Saturday, October 30, 2010

Two more TIGER maps

After my last post there were some requests for me to do additional states. So I imported Colorado and New Mexico since they are kind of one big block. However doing 50 states a couple at a time will be rather cumbersome so I think after this I will try to coax osmosis into doing a more fine-tuned import so that I can import only the things I need but do it for the entire US at once.

I also learned some more quirks about ArcMap. The program is amazing in some ways but user interface is not one of them. I was also unable to figure out how to use two different fields to join my data to the counties shapefile. So that was slightly frustrating but I was able to work around it.

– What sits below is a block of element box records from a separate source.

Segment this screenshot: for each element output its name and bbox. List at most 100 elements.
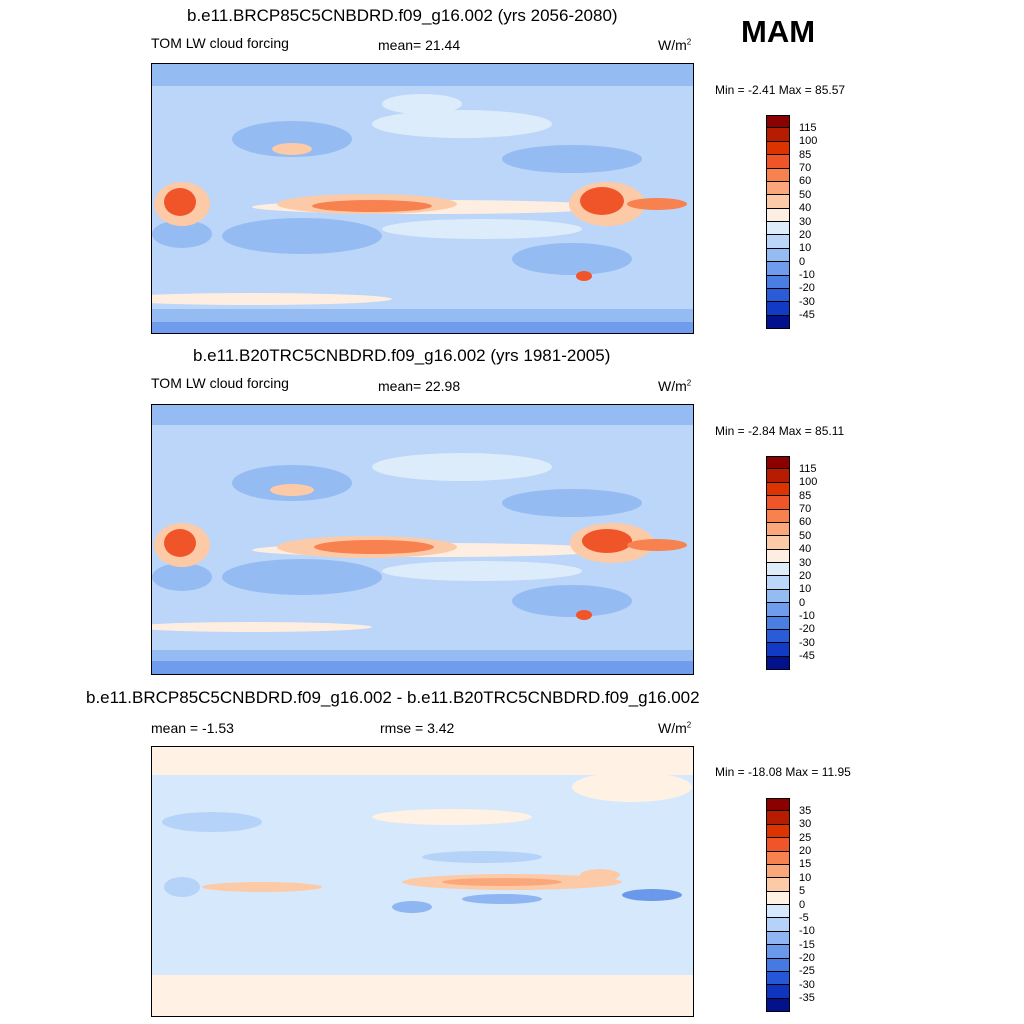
colorbar-swatch xyxy=(766,168,790,182)
colorbar-tick-label: 10 xyxy=(799,242,812,255)
colorbar-tick-label: -25 xyxy=(799,965,815,978)
colorbar-swatch xyxy=(766,482,790,497)
colorbar-swatch xyxy=(766,288,790,303)
colorbar-tick-label: -10 xyxy=(799,610,815,622)
colorbar-tick-label: 5 xyxy=(799,885,806,898)
colorbar-tick-label: -45 xyxy=(799,650,815,663)
colorbar-swatch xyxy=(766,262,790,276)
colorbar-tick-label: 85 xyxy=(799,148,812,161)
colorbar-swatch xyxy=(766,522,790,537)
colorbar-swatch xyxy=(766,128,790,142)
colorbar-tick-label: -30 xyxy=(799,978,815,991)
colorbar-tick-label: 35 xyxy=(799,804,812,817)
panel2-colorbar xyxy=(766,456,790,670)
colorbar-swatch xyxy=(766,549,790,563)
colorbar-tick-label: 50 xyxy=(799,529,812,542)
colorbar-swatch xyxy=(766,115,790,129)
colorbar-swatch xyxy=(766,248,790,263)
panel1-minmax: Min = -2.41 Max = 85.57 xyxy=(715,83,846,97)
colorbar-tick-label: 60 xyxy=(799,175,812,188)
colorbar-tick-label: -10 xyxy=(799,925,815,938)
colorbar-swatch xyxy=(766,181,790,196)
panel1-mean-label: mean= 21.44 xyxy=(378,37,461,53)
colorbar-tick-label: 115 xyxy=(799,121,817,134)
panel3-colorbar xyxy=(766,798,790,1012)
panel1-title: b.e11.BRCP85C5CNBDRD.f09_g16.002 (yrs 20… xyxy=(187,6,618,25)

Anyway, until I get around to poking osmosis again,
I give you Colorado:


Colorado has another strong outlier: Teller county with only 35.8% of ways untouched . I didn't look at the data but I believe I know the person responsible for this, in real life even! Hi SpenSmith! Also, as you can see I replaced the "total number of TIGER ways proportional symbol with a few city names for general reference.

On to New Mexico:

Notice the breakdown here. Looking at the data it would seem that either the TIGER data in New Mexico is nearly perfect and requires no editing or New Mexico is a barren wasteland, incapable of sustaining the fragile life force of mappers. There are no outlying counties and the most heavily edited one (Socorro county) is still sitting at almost 90% untouched. And looking at that county closer, I'm guessing it just doesn't have very many roads and all the editing that has been done there is just related to I-25 that runs right through the middle of the county. Of course this is percentages. As far as total number of TIGER ways touched, McKinley and Bernalillo counties win with 877 and 762 respectively.

OpenHeatMap


Lastly, SeveC pointed me at an interesting website that may be of use once I get my nationwide data lined up: http://www.openheatmap.com/

I went ahead and imported the Colorado data and you can view it here:
http://www.openheatmap.com/view.html?map=FoundlingsFiascoesUngodliest

I found a slight bug in that Broomfield county is missing from OpenHeatMap's database. I chatted with Pete (the admin) about it for a few minutes, until he had to go to participate in an interview for thisweekinmaps. It turns out that he is using census data from 2000 for the county boundaries and Broomfield county didn't yet exist in 2000! I also mentioned to him that it would be nice if state borders were drawn on county based maps and he seemed to agree. There is always something to nitpick, right?

1 comment:

  1. As one of the few New Mexican mappers, I apparently need to step it up… thanks for the visualizations!